Raison d’État
Le football n’est pas qu’un sport, c’est aussi, souvent, de la politique. Le Maroc le sait très bien pour en avoir faire l’amère expérience au moins cinq fois. Le choix de ce sujet a été dicté par l’actualité, dominée par la sortie surprise du ministre de la Jeunesse et des sports, Rachid Talbi Alami. Ce dernier a pris le microcosme sportif de court en déclarant que le Maroc n’est pas intéressé par l’organisation de la Coupe d’Afrique des Nations (CAN) 2019 et d’ajouter qu’il n’a jamais été question de se porter candidat et de remplacer le Cameroun. D’aucuns ont rapidement dégainé, annonçant une «certaine guerre» entre le ministre et le président de la Fédération royale marocaine de football (FRMF), Fouzi Lakjaâ.
Pourtant, ce dernier avait évoqué l’intérêt du Maroc pour cette manifestation, et on comprend bien qu’il ne pouvait s’aventurer sur ce terrain sans en avoir le feu vert. L’organisation d’une telle manifestation est d’abord une affaire d’État. La sortie du ministre n’est donc ni fortuite, ni une position personnelle. C’est un retournement de situation dicté par la raison d’État. Flash-back pour mieux comprendre. Nous sommes en avril 2004.
Le Maroc, après avoir mené une course acharnée face à l’Afrique du Sud pour organiser la Coupe du monde 2010, se voit au bout du compte hors-course en s’adjugeant un nouvel adversaire puissant et redoutable. Le reste de l’histoire, on le connaît. Novembre 2018. La CAF retire l’organisation de la CAN au Cameroun et ouvre les candidatures. Une simple formalité puisque tout le monde sait que le Maroc est favori.
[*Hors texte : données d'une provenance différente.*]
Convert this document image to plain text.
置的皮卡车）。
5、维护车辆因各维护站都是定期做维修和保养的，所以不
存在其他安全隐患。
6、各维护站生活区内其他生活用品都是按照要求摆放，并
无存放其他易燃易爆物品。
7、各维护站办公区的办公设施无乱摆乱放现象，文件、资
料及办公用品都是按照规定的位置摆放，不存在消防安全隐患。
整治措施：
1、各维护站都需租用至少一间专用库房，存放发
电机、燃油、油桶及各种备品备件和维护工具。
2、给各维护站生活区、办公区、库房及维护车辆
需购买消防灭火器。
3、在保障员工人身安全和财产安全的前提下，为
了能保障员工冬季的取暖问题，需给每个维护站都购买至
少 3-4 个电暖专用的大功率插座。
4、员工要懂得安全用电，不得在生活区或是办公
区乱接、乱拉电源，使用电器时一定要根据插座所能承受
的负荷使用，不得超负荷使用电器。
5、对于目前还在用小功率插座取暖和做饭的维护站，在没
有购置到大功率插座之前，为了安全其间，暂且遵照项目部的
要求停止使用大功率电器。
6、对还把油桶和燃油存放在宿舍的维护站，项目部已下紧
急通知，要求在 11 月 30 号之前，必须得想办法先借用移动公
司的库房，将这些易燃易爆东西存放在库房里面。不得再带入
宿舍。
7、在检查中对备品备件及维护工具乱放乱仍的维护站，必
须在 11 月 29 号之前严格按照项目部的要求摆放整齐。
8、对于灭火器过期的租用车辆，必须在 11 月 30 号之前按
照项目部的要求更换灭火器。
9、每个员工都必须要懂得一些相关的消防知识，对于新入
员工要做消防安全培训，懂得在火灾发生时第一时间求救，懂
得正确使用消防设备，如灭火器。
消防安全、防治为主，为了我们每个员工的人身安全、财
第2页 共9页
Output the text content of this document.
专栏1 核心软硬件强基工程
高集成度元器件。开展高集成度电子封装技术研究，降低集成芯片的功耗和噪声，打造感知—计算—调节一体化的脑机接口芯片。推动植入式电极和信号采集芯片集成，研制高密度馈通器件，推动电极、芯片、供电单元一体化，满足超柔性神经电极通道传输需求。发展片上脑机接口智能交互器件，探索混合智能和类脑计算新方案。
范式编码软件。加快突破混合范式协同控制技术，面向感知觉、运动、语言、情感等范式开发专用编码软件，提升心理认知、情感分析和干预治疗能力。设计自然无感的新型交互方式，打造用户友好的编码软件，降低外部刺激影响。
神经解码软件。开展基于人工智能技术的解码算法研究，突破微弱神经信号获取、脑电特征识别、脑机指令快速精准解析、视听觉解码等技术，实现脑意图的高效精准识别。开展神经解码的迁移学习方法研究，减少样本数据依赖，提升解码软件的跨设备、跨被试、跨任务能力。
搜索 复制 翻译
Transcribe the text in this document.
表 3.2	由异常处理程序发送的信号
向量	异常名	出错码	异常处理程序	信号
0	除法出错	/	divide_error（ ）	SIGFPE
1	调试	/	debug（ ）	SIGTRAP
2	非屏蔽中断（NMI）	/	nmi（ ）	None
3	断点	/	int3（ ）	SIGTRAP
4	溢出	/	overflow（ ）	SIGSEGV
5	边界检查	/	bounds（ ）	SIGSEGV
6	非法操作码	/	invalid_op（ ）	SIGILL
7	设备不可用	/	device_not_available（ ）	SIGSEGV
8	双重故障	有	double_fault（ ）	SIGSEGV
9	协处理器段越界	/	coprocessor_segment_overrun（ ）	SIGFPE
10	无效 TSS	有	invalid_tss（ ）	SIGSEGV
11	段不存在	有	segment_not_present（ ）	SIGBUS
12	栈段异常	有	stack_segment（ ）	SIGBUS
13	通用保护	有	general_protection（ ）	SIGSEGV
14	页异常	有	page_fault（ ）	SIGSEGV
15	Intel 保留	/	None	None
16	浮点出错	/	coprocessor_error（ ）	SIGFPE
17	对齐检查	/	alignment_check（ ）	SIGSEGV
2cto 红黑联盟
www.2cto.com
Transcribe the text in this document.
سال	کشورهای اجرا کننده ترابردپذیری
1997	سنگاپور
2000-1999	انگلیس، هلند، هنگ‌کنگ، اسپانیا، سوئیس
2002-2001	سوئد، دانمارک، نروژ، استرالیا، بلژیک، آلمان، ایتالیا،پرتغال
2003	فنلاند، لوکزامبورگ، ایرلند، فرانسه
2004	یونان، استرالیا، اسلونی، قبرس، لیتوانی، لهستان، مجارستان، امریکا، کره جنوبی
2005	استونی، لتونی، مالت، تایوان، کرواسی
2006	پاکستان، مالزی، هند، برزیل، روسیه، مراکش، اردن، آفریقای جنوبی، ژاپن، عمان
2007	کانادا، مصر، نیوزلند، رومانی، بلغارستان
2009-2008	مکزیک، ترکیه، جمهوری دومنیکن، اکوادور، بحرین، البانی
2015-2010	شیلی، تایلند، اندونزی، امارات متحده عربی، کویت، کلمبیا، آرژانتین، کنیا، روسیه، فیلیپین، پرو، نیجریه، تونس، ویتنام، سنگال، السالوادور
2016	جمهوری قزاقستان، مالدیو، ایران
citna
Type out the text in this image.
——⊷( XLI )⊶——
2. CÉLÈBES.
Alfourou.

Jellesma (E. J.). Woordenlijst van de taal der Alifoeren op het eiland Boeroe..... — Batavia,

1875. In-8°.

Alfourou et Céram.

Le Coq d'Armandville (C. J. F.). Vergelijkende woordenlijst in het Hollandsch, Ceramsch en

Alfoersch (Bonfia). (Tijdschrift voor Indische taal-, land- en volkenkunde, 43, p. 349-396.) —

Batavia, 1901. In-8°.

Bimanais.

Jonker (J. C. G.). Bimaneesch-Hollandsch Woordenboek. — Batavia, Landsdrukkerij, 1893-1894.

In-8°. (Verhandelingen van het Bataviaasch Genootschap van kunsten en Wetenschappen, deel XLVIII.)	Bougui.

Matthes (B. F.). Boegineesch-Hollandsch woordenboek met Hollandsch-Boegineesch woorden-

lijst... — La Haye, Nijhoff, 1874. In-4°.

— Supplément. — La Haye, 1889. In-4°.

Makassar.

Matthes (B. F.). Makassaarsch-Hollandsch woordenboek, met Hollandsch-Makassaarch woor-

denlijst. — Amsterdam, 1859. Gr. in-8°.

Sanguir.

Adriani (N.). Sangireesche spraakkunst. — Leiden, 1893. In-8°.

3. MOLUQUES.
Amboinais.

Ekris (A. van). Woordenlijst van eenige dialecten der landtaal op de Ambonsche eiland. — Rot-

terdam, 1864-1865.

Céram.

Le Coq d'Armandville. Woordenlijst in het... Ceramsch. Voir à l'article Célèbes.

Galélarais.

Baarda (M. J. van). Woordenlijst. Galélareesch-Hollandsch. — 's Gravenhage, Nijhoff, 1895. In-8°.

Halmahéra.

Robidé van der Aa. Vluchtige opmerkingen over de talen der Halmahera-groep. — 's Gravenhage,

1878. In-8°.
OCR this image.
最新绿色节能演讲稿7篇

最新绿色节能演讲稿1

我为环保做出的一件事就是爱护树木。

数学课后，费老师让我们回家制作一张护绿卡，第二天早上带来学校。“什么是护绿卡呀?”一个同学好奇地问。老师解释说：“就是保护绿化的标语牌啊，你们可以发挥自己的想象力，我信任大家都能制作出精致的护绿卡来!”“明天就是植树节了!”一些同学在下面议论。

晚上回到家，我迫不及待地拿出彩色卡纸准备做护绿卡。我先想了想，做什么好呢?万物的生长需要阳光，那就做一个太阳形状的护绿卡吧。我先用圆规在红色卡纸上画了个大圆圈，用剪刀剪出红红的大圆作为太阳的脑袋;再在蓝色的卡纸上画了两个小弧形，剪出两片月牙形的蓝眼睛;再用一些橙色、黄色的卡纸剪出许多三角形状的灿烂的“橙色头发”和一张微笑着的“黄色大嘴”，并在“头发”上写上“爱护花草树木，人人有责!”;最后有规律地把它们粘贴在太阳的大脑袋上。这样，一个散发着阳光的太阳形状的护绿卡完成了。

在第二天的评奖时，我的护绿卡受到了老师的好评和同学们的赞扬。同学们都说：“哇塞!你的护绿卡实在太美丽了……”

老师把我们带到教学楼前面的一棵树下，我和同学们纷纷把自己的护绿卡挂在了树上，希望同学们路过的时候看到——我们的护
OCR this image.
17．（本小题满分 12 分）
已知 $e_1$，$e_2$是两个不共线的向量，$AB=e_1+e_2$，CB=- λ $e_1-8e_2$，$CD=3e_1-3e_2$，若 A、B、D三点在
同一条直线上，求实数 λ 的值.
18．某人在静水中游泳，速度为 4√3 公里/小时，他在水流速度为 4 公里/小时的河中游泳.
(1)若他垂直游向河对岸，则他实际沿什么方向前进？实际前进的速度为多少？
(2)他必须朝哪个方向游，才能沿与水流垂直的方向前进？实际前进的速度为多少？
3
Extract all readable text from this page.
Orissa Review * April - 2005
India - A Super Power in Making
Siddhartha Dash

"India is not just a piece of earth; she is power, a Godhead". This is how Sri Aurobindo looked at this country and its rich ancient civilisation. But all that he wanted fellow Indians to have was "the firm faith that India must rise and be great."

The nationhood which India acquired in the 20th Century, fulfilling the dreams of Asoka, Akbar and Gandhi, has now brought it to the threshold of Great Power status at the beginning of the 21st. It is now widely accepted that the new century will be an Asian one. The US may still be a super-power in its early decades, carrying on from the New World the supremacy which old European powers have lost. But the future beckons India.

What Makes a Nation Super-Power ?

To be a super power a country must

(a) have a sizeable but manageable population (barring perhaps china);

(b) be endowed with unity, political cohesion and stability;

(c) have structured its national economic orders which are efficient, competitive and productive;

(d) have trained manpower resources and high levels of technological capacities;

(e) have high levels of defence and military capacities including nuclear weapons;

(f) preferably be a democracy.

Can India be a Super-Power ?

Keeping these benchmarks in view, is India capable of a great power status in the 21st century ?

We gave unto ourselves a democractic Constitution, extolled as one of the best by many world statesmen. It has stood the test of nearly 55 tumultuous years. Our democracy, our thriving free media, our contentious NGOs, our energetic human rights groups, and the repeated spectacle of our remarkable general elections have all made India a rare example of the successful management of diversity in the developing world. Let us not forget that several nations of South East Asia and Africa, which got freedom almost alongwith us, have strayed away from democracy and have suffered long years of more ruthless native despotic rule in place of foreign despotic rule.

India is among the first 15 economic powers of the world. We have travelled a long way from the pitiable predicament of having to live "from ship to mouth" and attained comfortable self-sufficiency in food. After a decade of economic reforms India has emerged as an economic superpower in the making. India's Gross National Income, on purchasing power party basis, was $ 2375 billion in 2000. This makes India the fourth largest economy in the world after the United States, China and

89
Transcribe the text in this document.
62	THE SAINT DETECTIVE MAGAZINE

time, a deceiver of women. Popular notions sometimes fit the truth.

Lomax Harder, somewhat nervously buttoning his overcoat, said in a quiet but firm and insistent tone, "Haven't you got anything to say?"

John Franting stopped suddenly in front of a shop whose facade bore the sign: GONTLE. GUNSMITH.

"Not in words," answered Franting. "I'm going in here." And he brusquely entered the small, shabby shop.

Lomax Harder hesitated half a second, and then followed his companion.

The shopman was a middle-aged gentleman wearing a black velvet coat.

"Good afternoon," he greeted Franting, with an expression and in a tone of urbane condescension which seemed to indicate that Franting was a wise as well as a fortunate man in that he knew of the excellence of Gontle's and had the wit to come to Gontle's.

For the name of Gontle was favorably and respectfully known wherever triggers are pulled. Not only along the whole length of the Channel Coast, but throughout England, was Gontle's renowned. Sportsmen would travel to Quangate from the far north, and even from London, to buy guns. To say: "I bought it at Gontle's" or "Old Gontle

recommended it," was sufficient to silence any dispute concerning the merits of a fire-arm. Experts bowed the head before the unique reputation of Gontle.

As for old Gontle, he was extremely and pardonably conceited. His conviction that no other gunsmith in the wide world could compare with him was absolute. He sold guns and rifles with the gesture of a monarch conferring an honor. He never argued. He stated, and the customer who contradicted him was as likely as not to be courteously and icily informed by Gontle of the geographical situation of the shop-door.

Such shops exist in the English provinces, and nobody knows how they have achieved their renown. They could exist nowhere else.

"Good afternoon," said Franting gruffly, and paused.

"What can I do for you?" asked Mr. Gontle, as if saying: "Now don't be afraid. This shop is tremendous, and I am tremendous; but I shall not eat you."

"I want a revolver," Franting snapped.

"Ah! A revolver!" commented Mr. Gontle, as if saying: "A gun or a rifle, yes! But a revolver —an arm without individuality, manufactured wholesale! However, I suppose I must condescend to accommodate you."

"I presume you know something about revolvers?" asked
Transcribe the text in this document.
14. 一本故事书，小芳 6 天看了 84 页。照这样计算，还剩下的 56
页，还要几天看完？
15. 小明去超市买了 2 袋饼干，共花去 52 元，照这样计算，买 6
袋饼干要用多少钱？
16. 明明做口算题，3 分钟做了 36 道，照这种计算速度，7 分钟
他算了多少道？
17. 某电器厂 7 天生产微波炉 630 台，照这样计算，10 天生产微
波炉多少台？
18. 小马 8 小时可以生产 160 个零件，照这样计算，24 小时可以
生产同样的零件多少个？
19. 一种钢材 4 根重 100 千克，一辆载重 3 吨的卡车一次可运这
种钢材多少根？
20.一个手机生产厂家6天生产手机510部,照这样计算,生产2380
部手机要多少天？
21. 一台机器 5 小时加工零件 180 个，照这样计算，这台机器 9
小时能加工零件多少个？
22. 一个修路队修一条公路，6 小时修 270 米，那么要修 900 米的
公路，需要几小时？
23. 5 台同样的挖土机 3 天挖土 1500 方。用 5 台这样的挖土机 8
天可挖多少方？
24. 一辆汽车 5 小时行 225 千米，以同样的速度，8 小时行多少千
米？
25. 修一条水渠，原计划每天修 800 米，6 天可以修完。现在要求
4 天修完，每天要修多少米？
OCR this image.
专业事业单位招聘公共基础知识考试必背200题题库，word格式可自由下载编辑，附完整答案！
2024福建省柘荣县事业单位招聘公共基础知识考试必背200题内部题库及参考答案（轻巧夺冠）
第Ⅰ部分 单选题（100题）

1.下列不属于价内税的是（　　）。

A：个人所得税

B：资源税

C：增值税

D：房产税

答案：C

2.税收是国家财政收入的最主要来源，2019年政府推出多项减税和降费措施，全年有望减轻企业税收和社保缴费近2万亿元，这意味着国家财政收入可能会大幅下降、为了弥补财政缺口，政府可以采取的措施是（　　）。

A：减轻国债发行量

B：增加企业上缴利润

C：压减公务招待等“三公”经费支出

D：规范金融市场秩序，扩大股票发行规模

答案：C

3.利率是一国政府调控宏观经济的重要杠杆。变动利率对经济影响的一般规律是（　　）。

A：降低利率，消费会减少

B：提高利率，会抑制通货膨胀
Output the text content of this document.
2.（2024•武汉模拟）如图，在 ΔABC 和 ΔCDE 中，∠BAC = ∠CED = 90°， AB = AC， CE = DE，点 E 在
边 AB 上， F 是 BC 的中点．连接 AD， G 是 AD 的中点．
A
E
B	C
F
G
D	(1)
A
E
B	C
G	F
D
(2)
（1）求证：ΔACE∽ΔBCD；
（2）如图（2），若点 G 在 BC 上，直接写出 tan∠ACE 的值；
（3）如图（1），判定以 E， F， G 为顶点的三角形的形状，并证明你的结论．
Le président du Cameroun se retrouve dans une situation délicate devant son peuple puisqu’il leur a promis cette fête sportive. Rabat, au fait de ce qui s’écrit et de ce qui se raconte dans les salons de Douala, décide de faire marche arrière et de couper l’herbe sous les pieds de Pretoria. Un coup de maître qui se joue loin des clameurs des stades.